Ms Hosking, yang suka sekali menceritakan cerita hantu menjawab,” Sesuatu yang berasal dari waktu yang lampau,”
Mr Tippett yang suka sekali main kriket menjawab, “ Sesuatu yang mungkin akan membuatmu menangis,”
Miss Mitchel yang memakai tongkat menjawab, “ Sesuatu yang membuatmu tertawa,”
Mr Drysdale, yang tubuhnya tegap tinggi besar berkata,” Memori itu sesuatu yang sangat berharga, seperti perhiasan emas,”
Wilfrid Gordon ingin kemudian mengumppulkan mainannya sendiri yang sesuai dengan apa yang dikatakan oleh ayah dan teman-teman tuanya untuk diberikan kepada Miss Nancy.
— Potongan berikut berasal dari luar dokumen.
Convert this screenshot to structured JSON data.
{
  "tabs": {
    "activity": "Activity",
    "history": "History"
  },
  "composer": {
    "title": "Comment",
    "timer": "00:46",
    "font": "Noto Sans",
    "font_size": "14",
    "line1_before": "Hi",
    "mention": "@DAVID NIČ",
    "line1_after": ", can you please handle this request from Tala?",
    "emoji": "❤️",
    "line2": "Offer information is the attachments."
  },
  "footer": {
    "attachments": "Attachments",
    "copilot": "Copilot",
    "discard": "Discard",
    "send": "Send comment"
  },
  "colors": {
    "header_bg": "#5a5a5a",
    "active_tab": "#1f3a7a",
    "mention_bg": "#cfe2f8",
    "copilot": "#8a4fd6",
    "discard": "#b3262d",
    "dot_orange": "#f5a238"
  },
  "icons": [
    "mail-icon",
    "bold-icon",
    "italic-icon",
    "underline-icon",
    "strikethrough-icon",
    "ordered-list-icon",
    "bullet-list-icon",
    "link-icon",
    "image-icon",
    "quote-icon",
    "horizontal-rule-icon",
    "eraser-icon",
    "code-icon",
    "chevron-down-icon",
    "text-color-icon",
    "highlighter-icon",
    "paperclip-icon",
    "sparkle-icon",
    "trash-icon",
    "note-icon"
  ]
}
Tak dinanya, barang-barang milik Wilfrid juga memercik sedikit ingatan Miss Nancy tentang masa kecilnya. Miss Nancy langsung pula teringat pertama kali bertemu dengan Wilfrid Gordon, mereka sama-sama suka main bola.
Kalau sedang sedih atau bingung memikirkan hal yang tidak pasti, aku berusaha mengingat hal-hal yang menyenangkan masa lampau. Memelihara ingatan yang menyenangkan dan lalu menikmati waktu sekarang yang kita punya, mungkin jadi pelipur kesendirian dan kecemasan. Mengingat cerita-cerita lucu dengan Almarhum Om Robet, bikin perasaan hangat, walaupun aku tidak bisa terhubung lagi. Namun, cerita-cerita akan tetap tinggal.
Aku berkali-kali mengingatkan diriku sendiri , bahwa ternyata waktu yang paling berharga itu sekarang, selagi bisa aku mencoba untuk meninggalkan memori menyenangkan dan menghangatkan.